# strong pulling



## leahisabella16 (13 February 2015)

Hi everyone! I could really do with as much advice as possible on this one.

I have a cob gelding rising 2 and over the past week or so he's figured out that he can pull, and hard. It's getting to the point now where he will just want to pull no matter which way you turn and there's just nothing I can do. Once he starts it's hard to get him to stop. And once he realises I'm losing my footing trying to get him to turn he'll decide to trot or canter off and then I'm really stuck!

This problem is just getting worse and I really need to resolve it now before it gets too bad! He went through a phase of not wanting to move at all and it didn't take him long to get him out of that but now he's just gone the complete opposite and it's dangerous for him and others. I knew this day would come I just secretly hoped it wouldn't 

Please, please can anyone offer any advice at all?

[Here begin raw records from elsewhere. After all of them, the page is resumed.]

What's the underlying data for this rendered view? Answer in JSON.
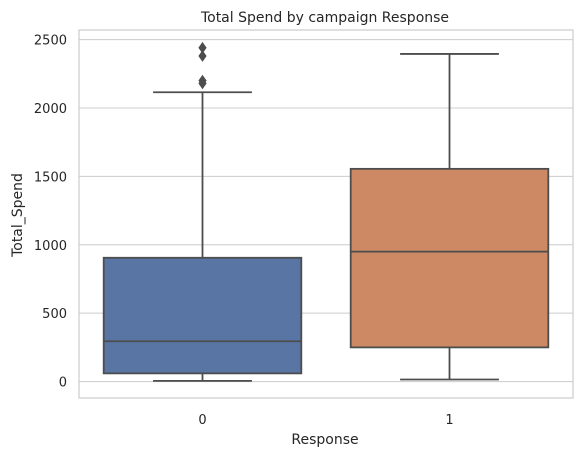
{
  "chart_data": {
    "type": "box",
    "title": "Total Spend by campaign Response",
    "xlabel": "Response",
    "ylabel": "Total_Spend",
    "categories": [
      "0",
      "1"
    ],
    "ylim": [
      -120,
      2570
    ],
    "yticks": [
      0,
      500,
      1000,
      1500,
      2000,
      2500
    ],
    "grid": true,
    "boxes": [
      {
        "category": "0",
        "color": "#5875a4",
        "whisker_low": 5,
        "q1": 60,
        "median": 295,
        "q3": 905,
        "whisker_high": 2115,
        "outliers": [
          2440,
          2380,
          2200,
          2180
        ]
      },
      {
        "category": "1",
        "color": "#cc8963",
        "whisker_low": 15,
        "q1": 250,
        "median": 950,
        "q3": 1555,
        "whisker_high": 2395,
        "outliers": []
      }
    ],
    "colors": {
      "line": "#4d4d4d",
      "grid": "#cccccc",
      "axes_edge": "#cccccc"
    }
  }
}
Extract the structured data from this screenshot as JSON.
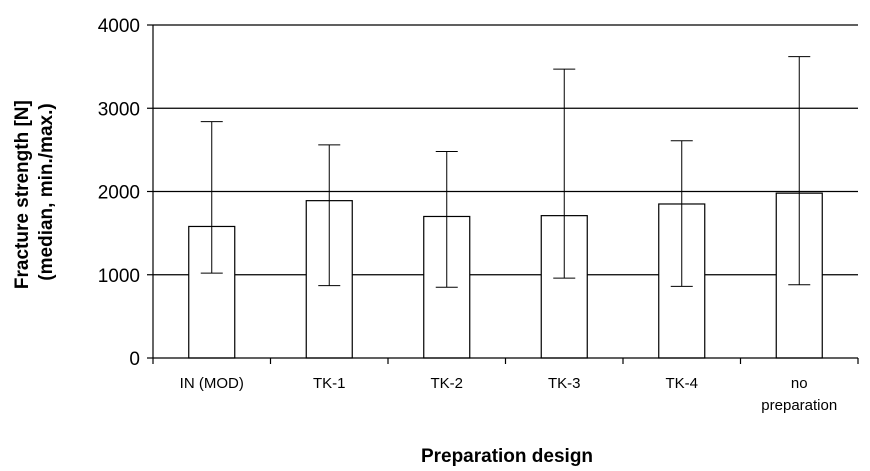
{
  "chart_data": {
    "type": "bar",
    "title": "",
    "xlabel": "Preparation design",
    "ylabel_lines": [
      "Fracture strength [N]",
      "(median, min./max.)"
    ],
    "categories": [
      [
        "IN (MOD)"
      ],
      [
        "TK-1"
      ],
      [
        "TK-2"
      ],
      [
        "TK-3"
      ],
      [
        "TK-4"
      ],
      [
        "no",
        "preparation"
      ]
    ],
    "series": [
      {
        "values": [
          1580,
          1890,
          1700,
          1710,
          1850,
          1980
        ],
        "min": [
          1020,
          870,
          850,
          960,
          860,
          880
        ],
        "max": [
          2840,
          2560,
          2480,
          3470,
          2610,
          3620
        ]
      }
    ],
    "ylim": [
      0,
      4000
    ],
    "yticks": [
      "0",
      "1000",
      "2000",
      "3000",
      "4000"
    ],
    "grid": true,
    "colors": {
      "bar_fill": "#ffffff",
      "stroke": "#000000"
    }
  }
}
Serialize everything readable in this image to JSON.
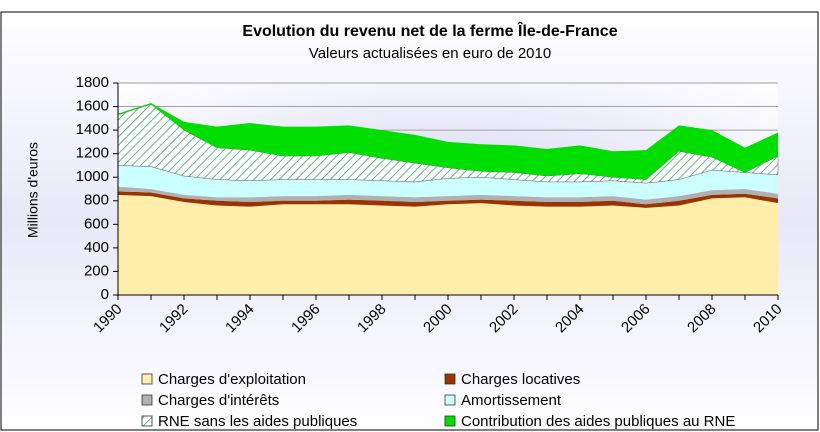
{
  "chart_data": {
    "type": "stacked_area",
    "title": "Evolution du revenu net de la ferme Île-de-France",
    "subtitle": "Valeurs actualisées en euro de 2010",
    "y_label": "Millions d'euros",
    "categories": [
      "1990",
      null,
      "1992",
      null,
      "1994",
      null,
      "1996",
      null,
      "1998",
      null,
      "2000",
      null,
      "2002",
      null,
      "2004",
      null,
      "2006",
      null,
      "2008",
      null,
      "2010"
    ],
    "ylim": [
      0,
      1800
    ],
    "yticks": [
      0,
      200,
      400,
      600,
      800,
      1000,
      1200,
      1400,
      1600,
      1800
    ],
    "grid": true,
    "series": [
      {
        "name": "Charges d'exploitation",
        "color": "#ffeeaa",
        "values": [
          850,
          840,
          790,
          760,
          750,
          770,
          770,
          770,
          760,
          750,
          770,
          780,
          760,
          750,
          750,
          760,
          740,
          760,
          820,
          830,
          780
        ]
      },
      {
        "name": "Charges locatives",
        "color": "#993300",
        "values": [
          30,
          30,
          30,
          40,
          40,
          30,
          30,
          40,
          40,
          40,
          30,
          30,
          40,
          40,
          40,
          40,
          30,
          40,
          30,
          30,
          40
        ]
      },
      {
        "name": "Charges d'intérêts",
        "color": "#b0b0b0",
        "values": [
          40,
          30,
          30,
          30,
          40,
          40,
          40,
          40,
          40,
          40,
          40,
          40,
          40,
          40,
          40,
          40,
          40,
          40,
          40,
          40,
          40
        ]
      },
      {
        "name": "Amortissement",
        "color": "#ccffff",
        "values": [
          180,
          190,
          160,
          150,
          140,
          140,
          140,
          130,
          130,
          130,
          150,
          150,
          140,
          130,
          130,
          130,
          140,
          140,
          170,
          140,
          160
        ]
      },
      {
        "name": "RNE sans les aides publiques",
        "color": "#339966",
        "pattern": "hatch",
        "values": [
          430,
          530,
          390,
          270,
          260,
          200,
          200,
          230,
          190,
          160,
          90,
          50,
          60,
          50,
          70,
          30,
          30,
          240,
          110,
          0,
          160
        ]
      },
      {
        "name": "Contribution des aides publiques au RNE",
        "color": "#00dd00",
        "values": [
          10,
          10,
          70,
          180,
          230,
          250,
          250,
          230,
          240,
          240,
          220,
          230,
          230,
          230,
          240,
          220,
          250,
          220,
          230,
          210,
          200
        ]
      }
    ]
  }
}
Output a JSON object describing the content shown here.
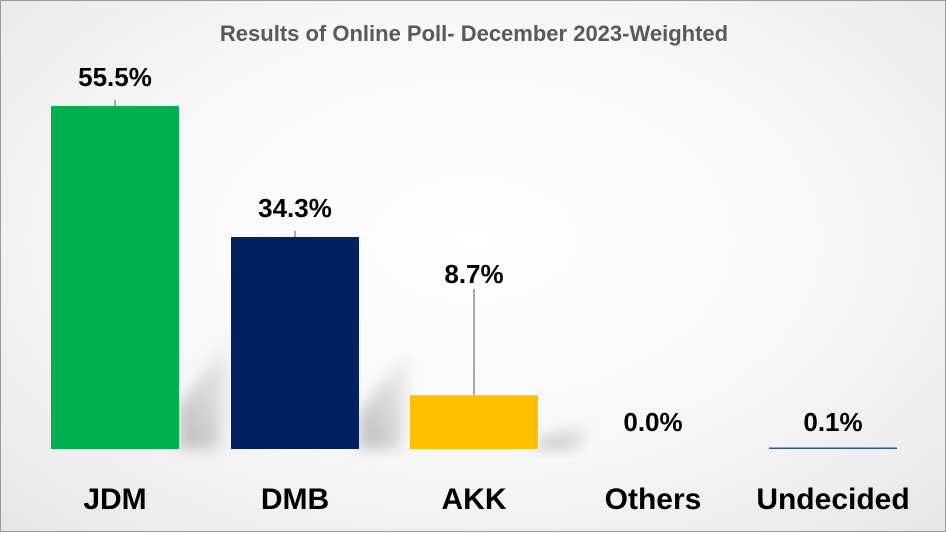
{
  "chart_data": {
    "type": "bar",
    "title": "Results of Online Poll- December 2023-Weighted",
    "categories": [
      "JDM",
      "DMB",
      "AKK",
      "Others",
      "Undecided"
    ],
    "values": [
      55.5,
      34.3,
      8.7,
      0.0,
      0.1
    ],
    "data_labels": [
      "55.5%",
      "34.3%",
      "8.7%",
      "0.0%",
      "0.1%"
    ],
    "colors": [
      "#00b050",
      "#002060",
      "#ffc000",
      "#7f7f7f",
      "#2e5597"
    ],
    "xlabel": "",
    "ylabel": "",
    "ylim": [
      0,
      55.5
    ],
    "grid": false,
    "legend": "none"
  }
}
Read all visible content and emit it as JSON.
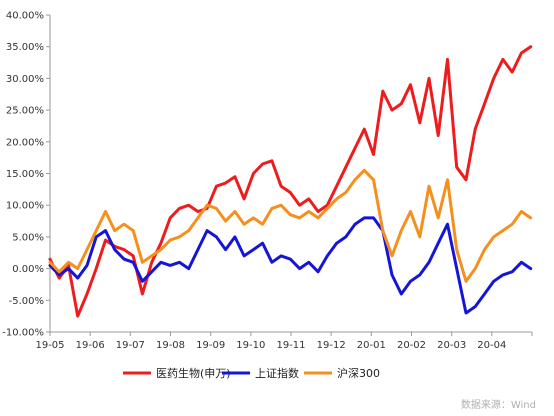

Thanks so much in advance x


----------



## debserofe (13 February 2015)

Sounds like he has learned to move you very well - I have a 17hh IDxTB who was pretty good at leading me until I learnt to lead him!!  Have a look at Buck Brannaman ground work and seek help from a good horsemanship instructor as this will only get worse, before it hopefully gets better!  It is resolveable as my boy (late cut, bolshy, yada, yada) can now be led in from the field (he has also been taught to put his head down so low that my 9 yr old granddaughter can halter him!) by anyone, whether they are young, old, fast, slow, experienced or novice!  I can also push a wheelbarrow, whilst leading any one of my horses, stop to pick something up and then carry on without any of them pulling on me.


----------



## Katie :) (14 February 2015)

I agree with debserofe, a good horemanship instructor will really help. He needs to learn to respect you a bit more and realise that you need space. Forcing him and yanking him like some people may do won't help (not suggesting you would). Make sure he respects you from the ground. With mine I bought a 10ft lead rope (or use a lunge) and taught him to follow me with a loose rope, rather than drag me around the yard for half an hour. I would take a deep breath and slowly give him that extra bit of rope (its a good idea to practice in an arena or decently sized enclosed place so you feel a bit more secure!) he may try to run with the rope but you ideally need to just remain calm, allow as much rope as you can to him but with enough that you still have enough to grip. Try then walking in a direction, allowing him to follow, if he gets jumpy or anything, just allow him that extra space (this helps with a jumpy horse who just gets a bit hot and tries to get away from you in all directions, like a horse I used to have! Not sure if this applies to yours?). If when you are leading him he just pulls ahead, wanting to walk on faster and gallop into the horizon: try to again, lead with a looser grip, and as soon as you realise he is starting to overtake you, get infront of him and forcefully with your weight stop him and make him take a few steps backwards and stand relaxed, then begin again and repeat until he realises that he has to follow you, not the other way round! When doing it if you keep a relaxed stance, with loose shoulders and no waving arms, it should help to relax and ease him. Also have a go at loose schooling where you set him loose with no tack or headcollar in the arena and teach him to react to your voice commands and body language, using join up to return him to you once you finish the session. I used this with a 17hh 'ex-lunatic', he now listens to me and only me and he will follow me a few feet behind with no headcollar or lead, totally relaxed and treating me as his leader. I now loose school and join-up either before or after most sessions I have in the arena. However, if you haven't loose schooled/join-up before it's a good idea to have a go with someone who has experience in it/a horsemanship professional. Don't expect any instant results, it can take a while for a horse, especially a young one to understand the concept of respect and relaxation. I hope this is helpful, sorry if you already knew all this, I wasn't sure


----------



## leahisabella16 (16 February 2015)

Thanks so much for your replies. I have been doing work in the school with him and it's so strange because he doesn't put a foot wrong in there and does everything asked of him and is actually very respectful. And same in his stable. It's just walking that seems to be his problem. Though I have just bought him one of those anti-pull halters and this morning he was a star. Maybe just realised he's not in control out in the open now? Fingers crossed that's stopped it!


----------



## Pearlsasinger (16 February 2015)

I was just going to suggest that you get a halter to use rather than trying to lead in a headcollar.  I stop my horses at various points on the way to the field for a rub/treat so that they are not expecting to just march on until they get to the gate and get used to listening for me asking them to do various things.  If he is still rushing a schooling whip held in front of the nose can be very useful.  It acts as a barrier and should not touch the horse.


----------